The Hunger Games: Catching Fire’s Director Was Inspired By Breaking Bad

By Nick Venable | Published

This article is more than 2 years old

catching fireIf you’re like me, you have a large gap somewhere in between your soul and your mind where Breaking Bad once lived, and while the show has moved on into the memory banks, that void persists. This hunger I have for it is no game. And The Hunger Games: Catching Fire director found his love of the show to be so insatiable that he marathoned nearly the entire series as they were filming the highly anticipated sequel, and part of it rubbed off on him. And, spoiler alert, that’s why the last half of Catching Fire involves a methamphetamine lab and a drug cartel. No, rather than the subject matter itself, Lawrence was inspired by the storytelling methods used by the AMC series, which often ended in cliffhangers. Actual mini-spoiler alert, Catching Fire ends in a cliffhanger.

Talking with The Huffington Post, Lawrence said:

The more I watched those episodes, I just became sort of convinced that you can do that kind of stuff with movies, too. I know it’s weird because TV people used to always look at movies for inspiration, and now, suddenly, we’re looking at some great TV shows as inspiration.

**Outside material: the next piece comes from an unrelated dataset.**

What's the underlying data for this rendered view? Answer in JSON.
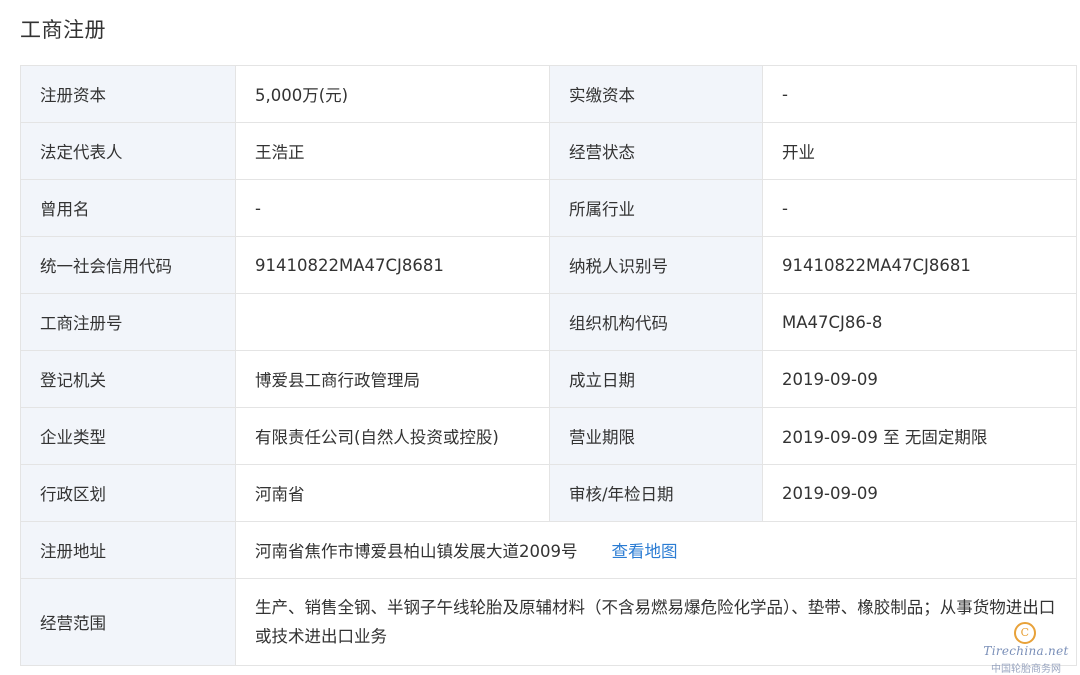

That’s pretty interesting, seeing as how many filmmakers take their TV show inspirations too far by just turning the TV show into a movie, which only works part of the time.

“But they opened bold and they end bold, and I just think that’s fun stuff,” Lawrence continued, saying the idea is to “make people want more — make people want to see what’s coming next…The big difference with something like Breaking Bad and this is obviously, you’ve got to wait a year, as opposed to just waiting a week.” And Suzanne Collins’ third book in the series, Mockingjay, is being turned into two movies, so there’s even more of a wait for that. I wonder if he’ll end it on a cliffhanger then, as well.

When asked which of his previous films — I Am Legend or Water for Elephants — helped out more in the making of this most recent film, Lawrence said it was both, crediting Water for Elephants for the love triangle part of the story, and I Am Legend for creating something driven by effects and world building. We can all hope the CGI in Catching Fire is a little more believable than in the horror tale.

While we have yet to see just how the public feels about Catching Fire, critics everywhere have said it’s better than the first film, including our own Brent. It hits theaters this weekend, so you’ll be able to judge for yourself whether Lawrence is in the empire business or if he should go back to school.